Brooklyn – São Paulo – Brasil

Autores

André di Gregorio,
Rodrigo Maçonilio

Equipe

Anariá Reis
Renata Fássio
Laís Pania
Victoria Menezes

Ano

2019

Área

95m²

Fotografias

Maura Mello

Lar para um jovem empresário

Depois da primeira conversa com o futuro morador ficou definido que a integração dos ambientes seria alcançada por meio do uso de uma paleta de materiais pequena e que o mobiliário sempre que possível passaria por mais de um ambiente. Basicamente temos madeira e algum cinza [fórmica, concreto ou o porcelanato de alta resistência] sobre um fundo branco.

Nas áreas comuns a madeira vai nas paredes para que visitantes e moradores possam toca-la e observa-la nos momentos de descontração e refeições. Nas áreas íntimas a madeira está no piso reforçando o aconchego do caminhar descalço.

A cozinha que antes era escura, ganhou entrada de luz quando removemos a porta da sacada e parte das alvenarias intermediárias.
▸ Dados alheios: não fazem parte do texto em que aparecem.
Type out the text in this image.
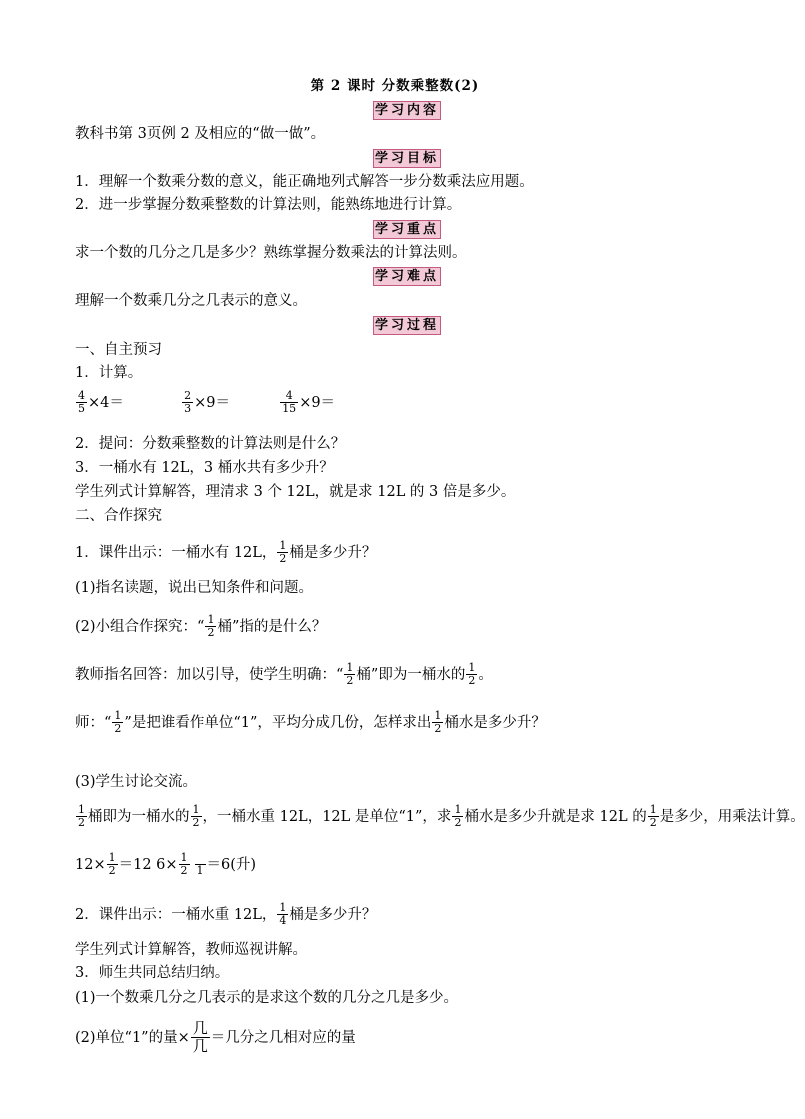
第 2 课时 分数乘整数(2)
学习内容
教科书第 3页例 2 及相应的“做一做”。
学习目标
1．理解一个数乘分数的意义，能正确地列式解答一步分数乘法应用题。
2．进一步掌握分数乘整数的计算法则，能熟练地进行计算。
学习重点
求一个数的几分之几是多少？熟练掌握分数乘法的计算法则。
学习难点
理解一个数乘几分之几表示的意义。
学习过程
一、自主预习
1．计算。
$\frac{4}{5} \times 4=$	$\frac{2}{3} \times 9=$	$\frac{4}{15} \times 9=$
2．提问：分数乘整数的计算法则是什么？
3．一桶水有 12L，3 桶水共有多少升？
学生列式计算解答，理清求 3 个 12L，就是求 12L 的 3 倍是多少。
二、合作探究
1．课件出示：一桶水有 12L， $\frac{1}{2}$ 桶是多少升？
(1)指名读题，说出已知条件和问题。
(2)小组合作探究：“ $\frac{1}{2}$ 桶”指的是什么？
教师指名回答：加以引导，使学生明确：“ $\frac{1}{2}$ 桶”即为一桶水的 $\frac{1}{2}$ 。
师：“ $\frac{1}{2}$ ”是把谁看作单位“1”，平均分成几份，怎样求出 $\frac{1}{2}$ 桶水是多少升？
(3)学生讨论交流。
$\frac{1}{2}$ 桶即为一桶水的 $\frac{1}{2}$ ，一桶水重 12L，12L 是单位“1”，求 $\frac{1}{2}$ 桶水是多少升就是求 12L 的 $\frac{1}{2}$ 是多少，用乘法计算。
$12\times \frac{1}{2} =12$ $6\times \frac{1}{2}$
1 ＝6(升)
2．课件出示：一桶水重 12L， $\frac{1}{4}$ 桶是多少升？
学生列式计算解答，教师巡视讲解。
3．师生共同总结归纳。
(1)一个数乘几分之几表示的是求这个数的几分之几是多少。
(2)单位“1”的量× $\frac{\text{几}}{\text{几}}$ ＝几分之几相对应的量
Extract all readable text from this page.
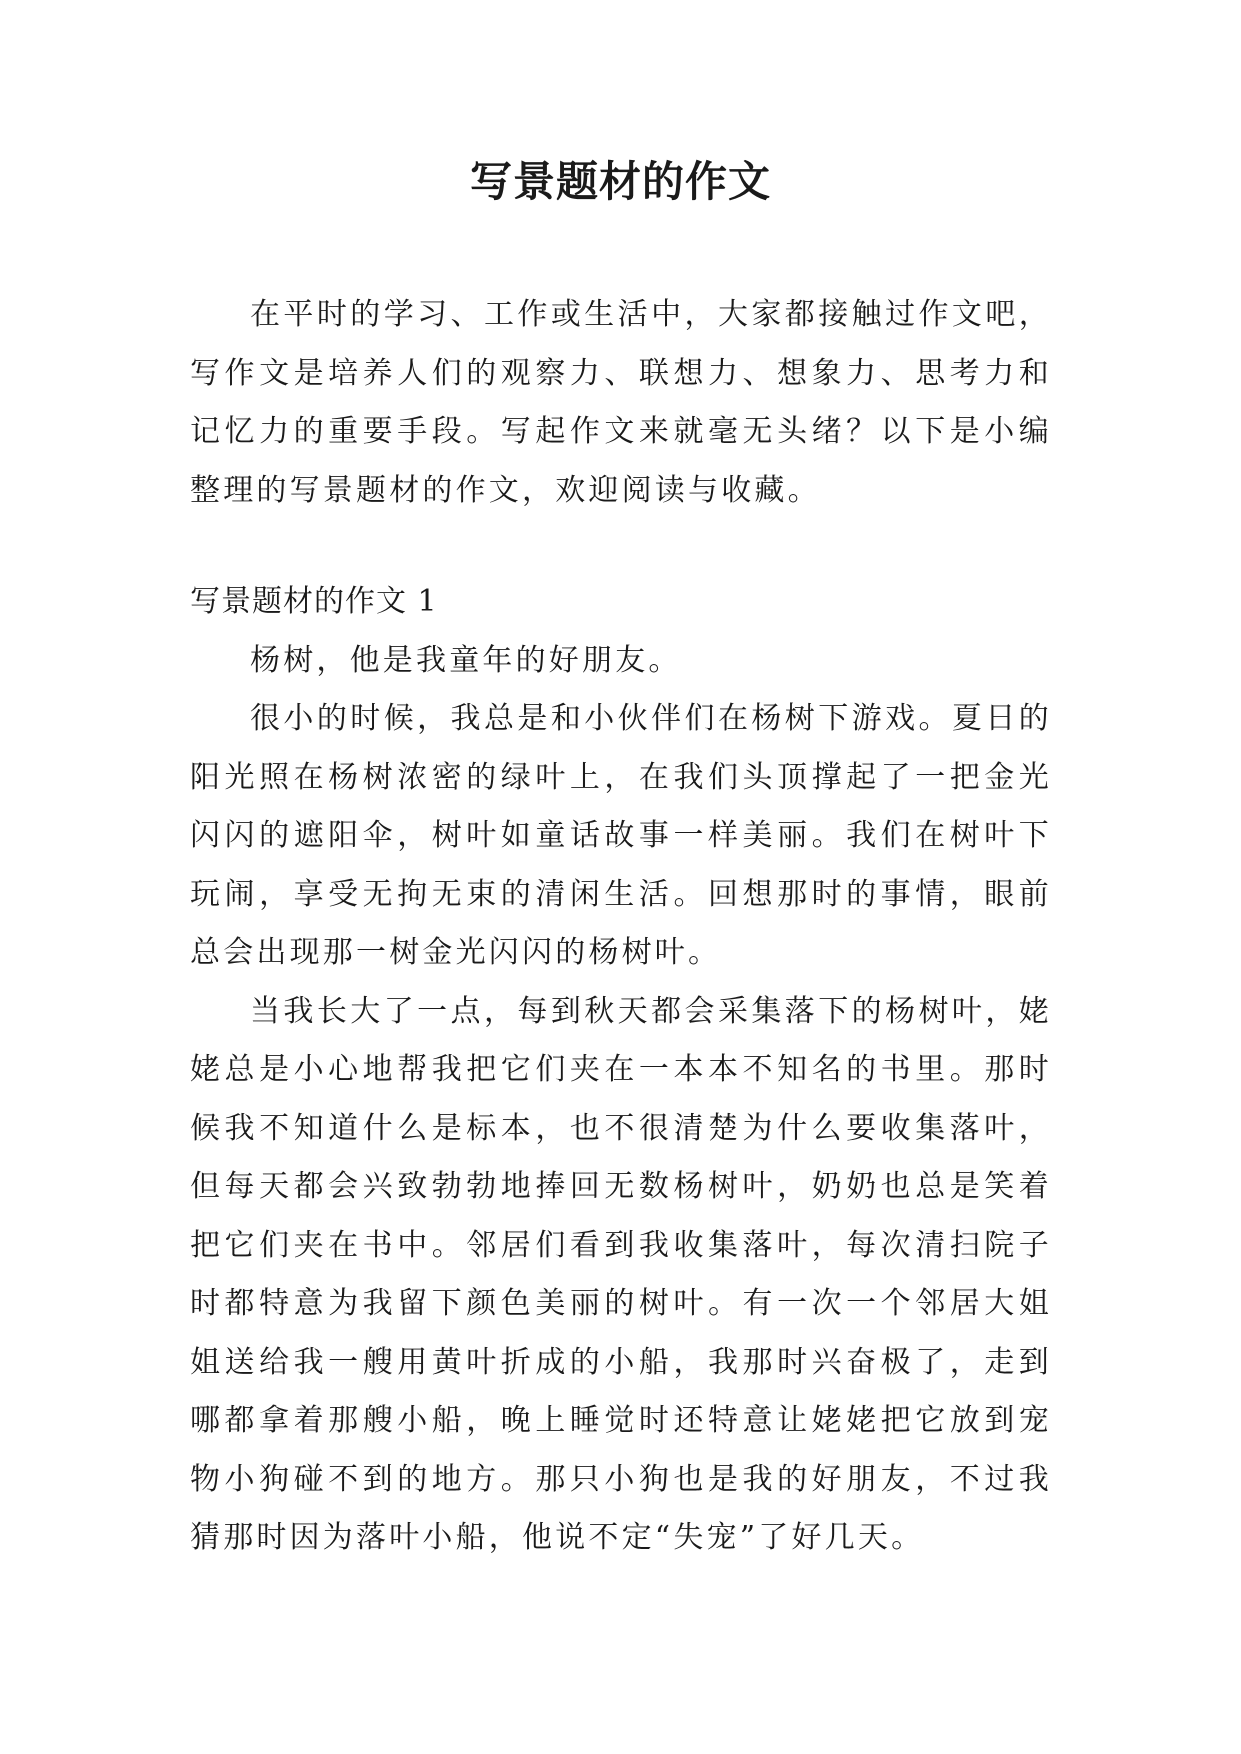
写景题材的作文

在平时的学习、工作或生活中，大家都接触过作文吧，写作文是培养人们的观察力、联想力、想象力、思考力和记忆力的重要手段。写起作文来就毫无头绪？以下是小编整理的写景题材的作文，欢迎阅读与收藏。

写景题材的作文 1

杨树，他是我童年的好朋友。

很小的时候，我总是和小伙伴们在杨树下游戏。夏日的阳光照在杨树浓密的绿叶上，在我们头顶撑起了一把金光闪闪的遮阳伞，树叶如童话故事一样美丽。我们在树叶下玩闹，享受无拘无束的清闲生活。回想那时的事情，眼前总会出现那一树金光闪闪的杨树叶。

当我长大了一点，每到秋天都会采集落下的杨树叶，姥姥总是小心地帮我把它们夹在一本本不知名的书里。那时候我不知道什么是标本，也不很清楚为什么要收集落叶，但每天都会兴致勃勃地捧回无数杨树叶，奶奶也总是笑着把它们夹在书中。邻居们看到我收集落叶，每次清扫院子时都特意为我留下颜色美丽的树叶。有一次一个邻居大姐姐送给我一艘用黄叶折成的小船，我那时兴奋极了，走到哪都拿着那艘小船，晚上睡觉时还特意让姥姥把它放到宠物小狗碰不到的地方。那只小狗也是我的好朋友，不过我猜那时因为落叶小船，他说不定“失宠”了好几天。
Essa nova luminosidade foi potencializada com a paleta de materiais brancos do ambiente, piso em granilite com pedriscos brancos e azuis, pedra da bancada clara, armários e gabinetes feitos com a mesma madeira do painel mas dessa vez com leve camada de tinta branca são ótimos para rebater luz e ao mesmo tempo preservar as texturas e peculiaridades de cada material.

A paleta de materiais enxuta fez com que não ficasse claro, por exemplo, onde estão lavabo, roupeiro, portas dos dormitórios ou a estante, uma vez que todos foram organizados em um painel feito com a mesma madeira e com desenho que minimiza ao máximo eventuais saliências, puxadores ou qualquer item que pudesse quebrar o fluxo orgânico do traço que percorre toda a planta.

A viga em concreto foi descascada e permanece ali contando qual foi a primeira parede demolida e servindo de régua para a altura de todos os demais itens do lar. A readequação da planta fez com que a mesa de seis lugares coubesse onde um dia foi a porta da sacada. Agora jantares, churrascos e celebrações podem usufruir de iluminação natural e ao mesmo tempo manter a relação com sala de estar e cozinha.

O viver contemporâneo buscado pelo morador prevê que quem cozinha não precise ficar encerrado por quatro paredes mas sim em contato com todo o espaço e pessoas. Para dividir sensorialmente cozinha e estar temos um rebaixo no forro, alteração do piso e do tratamento dado à madeira.

A ilha torna-se um elemento propositalmente pesado e central uma vez que é rugosa, escura, nasce do chão ao passo que está envolta por paredes e painéis claros que por meio de rodapé invertido nem chegam a tocar o piso. Quem se encosta na ilha passa a se destacar no contraste de cores.